Corvil
- Company type: Private
- Industry: Data analysis
- Founded: 2000; 26 years ago
- Headquarters: Dublin, Ireland
- Key people: Donal Byrne (CEO)

= Corvil =

Irish network data analytics company

Corvil is a network data analytics company based in Dublin, Ireland. It helps businesses make sense of machine data sources and protect performance, security, and transparency of business and infrastructure applications. As of May 2017, prominent financial institutions, such as the New York Stock Exchange, London Stock Exchange, Moscow Stock Exchange, NASDAQ, Nomura, Thomson Reuters, and Commerzbank use Corvil's services.

==History==
Corvil was founded in 2000 by Professor John Lewis, three Telia employees and three post-graduate students from Trinity College Dublin and is currently led by CEO Donal Byrne.

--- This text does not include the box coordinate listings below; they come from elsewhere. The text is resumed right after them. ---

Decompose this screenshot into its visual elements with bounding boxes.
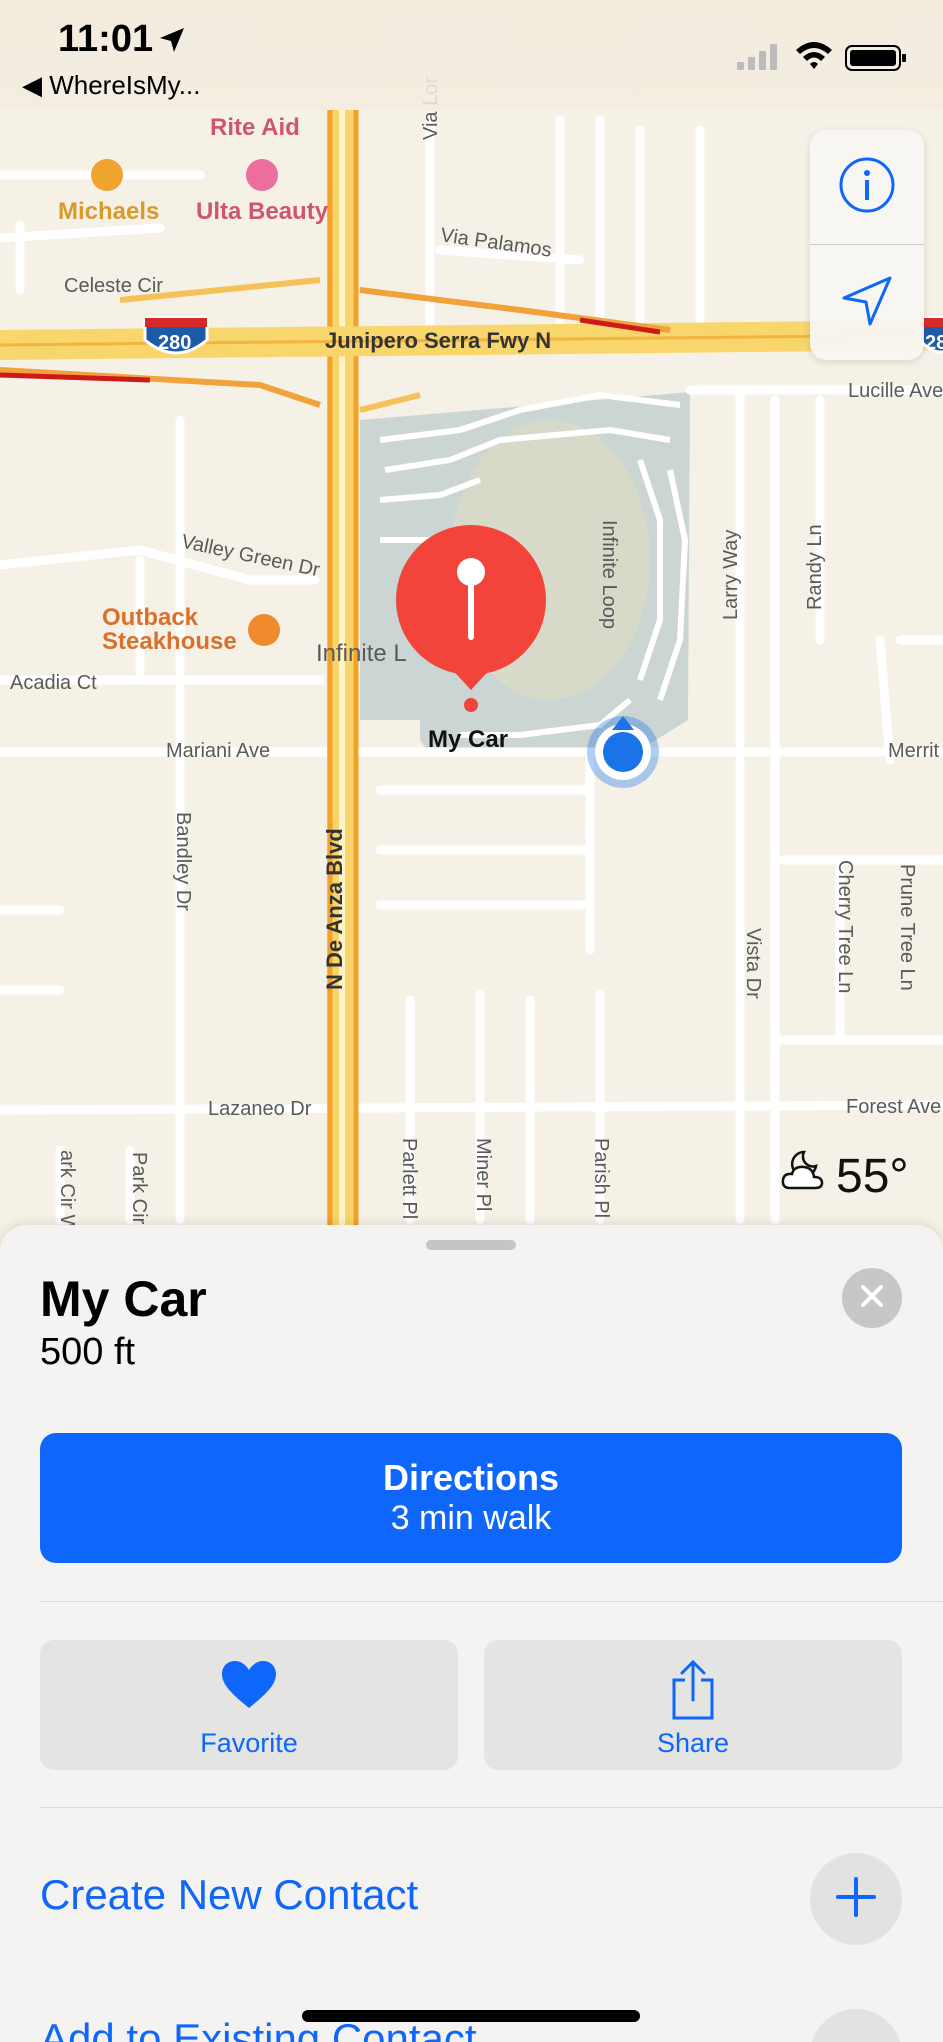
directions-label: Directions [382,1457,560,1498]
place-distance: 500 ft [40,1331,136,1373]
share-button[interactable]: Share [484,1640,902,1770]
street-mariani-ave: Mariani Ave [166,740,271,762]
poi-ulta-beauty[interactable]: Ulta Beauty [196,198,328,226]
street-forest-ave: Forest Ave [846,1096,942,1118]
favorite-label: Favorite [200,1728,298,1758]
info-icon [838,156,896,219]
street-acadia-ct: Acadia Ct [10,672,97,694]
poi-rite-aid[interactable]: Rite Aid [210,114,300,142]
street-larry-way: Larry Way [720,529,742,620]
track-location-button[interactable] [810,246,924,360]
street-lucille: Lucille Ave [848,380,943,402]
sheet-grabber[interactable] [426,1240,516,1250]
create-contact-label: Create New Contact [40,1871,419,1918]
street-celeste-cir: Celeste Cir [64,275,163,297]
status-time: 11:01 [58,18,154,60]
info-button[interactable] [810,130,924,244]
street-cherry-tree: Cherry Tree Ln [834,860,856,994]
back-to-app-link[interactable]: ◀ WhereIsMy... [22,70,200,101]
add-contact-button[interactable] [810,1853,902,1945]
place-title: My Car [40,1271,207,1327]
temperature-text: 55° [836,1149,909,1203]
close-icon [858,1282,886,1315]
battery-icon [845,44,907,77]
location-arrow-outline-icon [840,274,894,333]
weather-indicator: 55° [780,1148,909,1204]
divider [40,1807,943,1808]
share-icon [668,1659,718,1725]
street-infinite-loop-left: Infinite L [316,640,407,667]
location-arrow-icon [158,26,186,59]
street-parlett-pl: Parlett Pl [398,1138,420,1220]
street-merrit: Merrit [888,740,940,762]
street-parish-pl: Parish Pl [590,1138,612,1219]
street-prune-tree: Prune Tree Ln [896,864,918,991]
plus-icon [835,1876,877,1923]
interstate-shield: 280 [158,332,192,354]
poi-michaels[interactable]: Michaels [58,198,159,226]
partly-cloudy-night-icon [780,1148,830,1204]
car-pin-label[interactable]: My Car [428,726,508,754]
directions-button[interactable]: Directions 3 min walk [40,1433,902,1563]
share-label: Share [656,1728,730,1758]
directions-eta: 3 min walk [390,1499,552,1537]
map-view[interactable]: Rite Aid Michaels Ulta Beauty Via Lor Vi… [0,0,943,1240]
wifi-icon [794,40,834,75]
cellular-signal-icon [737,44,781,75]
street-park-cir: Park Cir [128,1152,150,1225]
heart-icon [220,1660,278,1715]
street-randy-ln: Randy Ln [804,524,826,610]
favorite-button[interactable]: Favorite [40,1640,458,1770]
status-bar: 11:01 ◀ WhereIsMy... [0,0,943,110]
street-park-cir-w: ark Cir W [56,1150,78,1234]
street-infinite-loop: Infinite Loop [598,520,620,629]
create-contact-row[interactable]: Create New Contact [0,1843,943,1953]
freeway-label: Junipero Serra Fwy N [325,328,552,353]
map-controls [810,130,924,360]
controls-divider [810,244,924,245]
interstate-shield-right: 28 [925,332,943,354]
street-vista-dr: Vista Dr [742,928,764,999]
poi-outback[interactable]: Outback Steakhouse [102,606,237,654]
street-bandley-dr: Bandley Dr [172,812,194,911]
street-de-anza: N De Anza Blvd [322,828,347,990]
close-button[interactable] [842,1268,902,1328]
home-indicator[interactable] [302,2010,640,2022]
street-lazaneo-dr: Lazaneo Dr [208,1098,312,1120]
divider [40,1601,943,1602]
place-card-sheet[interactable]: My Car 500 ft Directions 3 min walk Favo… [0,1225,943,2042]
street-miner-pl: Miner Pl [472,1138,494,1212]
add-existing-contact-button[interactable] [810,2009,902,2042]
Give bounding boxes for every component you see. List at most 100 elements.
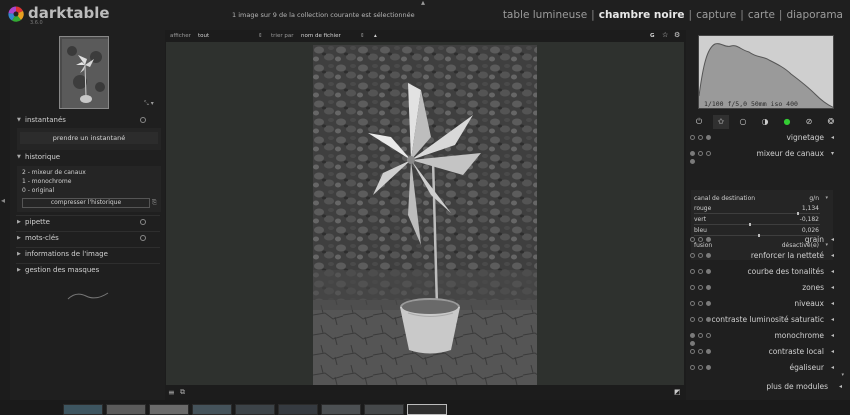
color-group-icon[interactable]: ● [779,115,795,129]
gear-icon[interactable]: ⚙ [674,31,680,39]
destination-dropdown[interactable]: g/n [809,195,819,202]
red-slider[interactable] [694,212,820,215]
green-slider-knob[interactable] [749,223,752,226]
power-icon[interactable]: ⏻ [691,115,707,129]
green-slider[interactable] [694,223,820,226]
module-vignette[interactable]: vignetage ◂ [690,131,838,145]
histogram[interactable]: 1/100 f/5,0 50mm iso 400 [698,35,834,109]
presets-icon[interactable] [706,253,711,258]
multi-instance-icon[interactable] [690,349,695,354]
top-panel-toggle-icon[interactable]: ▴ [421,0,425,7]
multi-instance-icon[interactable] [690,317,695,322]
view-lighttable[interactable]: table lumineuse [503,9,587,21]
filmstrip-thumbnail[interactable] [63,404,103,415]
multi-instance-icon[interactable] [698,151,703,156]
history-item[interactable]: 0 - original [22,187,54,194]
module-contrast-brightness-saturation[interactable]: contraste luminosité saturatic ◂ [690,313,838,327]
sort-dropdown[interactable]: nom de fichier [301,33,341,39]
preset-icon[interactable] [140,117,146,123]
multi-instance-icon[interactable] [690,365,695,370]
presets-icon[interactable] [706,349,711,354]
section-masks[interactable]: ▶ gestion des masques [17,266,160,278]
reset-icon[interactable] [706,333,711,338]
expand-arrow-icon[interactable]: ◂ [831,300,834,307]
expand-arrow-icon[interactable]: ◂ [831,134,834,141]
main-image[interactable] [313,45,537,385]
compress-history-button[interactable]: compresser l'historique [22,198,150,208]
scroll-down-icon[interactable]: ▾ [841,372,844,378]
section-tags[interactable]: ▶ mots-clés [17,234,160,246]
dropdown-arrows-icon[interactable]: ⇕ [258,33,263,39]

Corvil offers solutions for electronic processing in the financial field, IT operations, and cybersecurity operations.

IT operations can use Corvil's service to understand IT systems in real-time and improve transparency, performance, and monitoring of applications, infrastructure, services, and users. Cybersecurity operations can use Corvil's analytics to gain full visibility into malicious threats both in real-time and retrospect, allowing for greater threat detection, prevention, and response times.

Corvil has offices in New York, London, Tokyo, Toronto, and Kraków.

In 2019 Corvil was acquired by Pico.